Contrairement à ce qu'annoncent les syndicats, il n'y a aucune diminution de la qualité de l'enseignement. La diminution du nombre des élèves est très supérieure à celle des enseignants. Le
nombre d'élèves par classe continue de diminuer. Simultanément, les programmes redonnent une place majeure aux disciplines fondamentales. C'est bien un retour à la qualité de l'enseignement qui
est l'objectif du gouvernement.
Le moins que l'on puisse dire est que la qualité n'était pas un objectif pour les syndicats et les ministres de gauche qui ont co-gérés l'éducation nationale pendant 20 ans. Qui d'entre nous n'a
pas été choqué par la pauvreté culturelle (au sens de culture générale) d'une partie de notre population, par la pauvreté de l'orthographe, du vocabulaire. Il m'arrive régulièrement de recevoir
des courriers rédigés d'une façon phonétique ! A peine compréhensibles et qu'il faut déchiffrer avant de les exploiter.
Pourtant, nous avons déversés des milliards d'euros dans l'éducation nationale.
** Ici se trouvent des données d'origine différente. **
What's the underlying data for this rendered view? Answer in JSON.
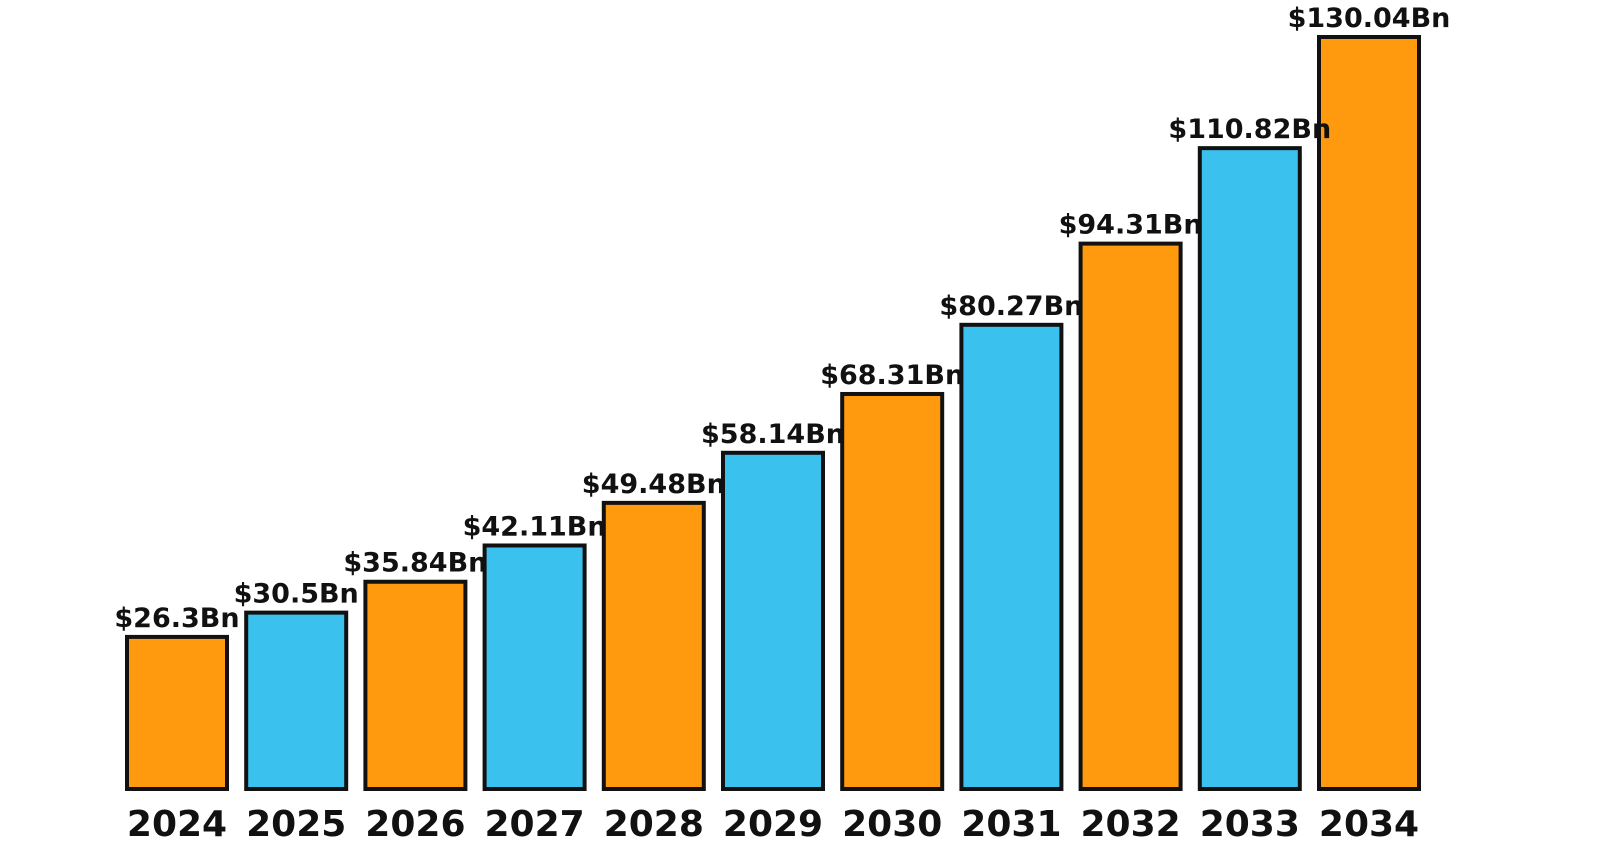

Tout cet argent a-t-il été dépensé en vain ? En tout cas, la démonstration est faite qu'il n'y a pas de lien absolu
entre les sommes dépensées et la qualité obtenue.
Ces grèves sont des mouvements corporatistes qui visent à sauvegarder les privilèges d'une minorité, opposée à toute réforme et qui nous lègue une génération sacrifiée, car incapable de s'adapter
au monde actuel. Un échec aussi patent devrait inciter à la modestie et à la discrétion. Deux mots qui ne figurents pas dans le vocabulaire des leaders syndicaux.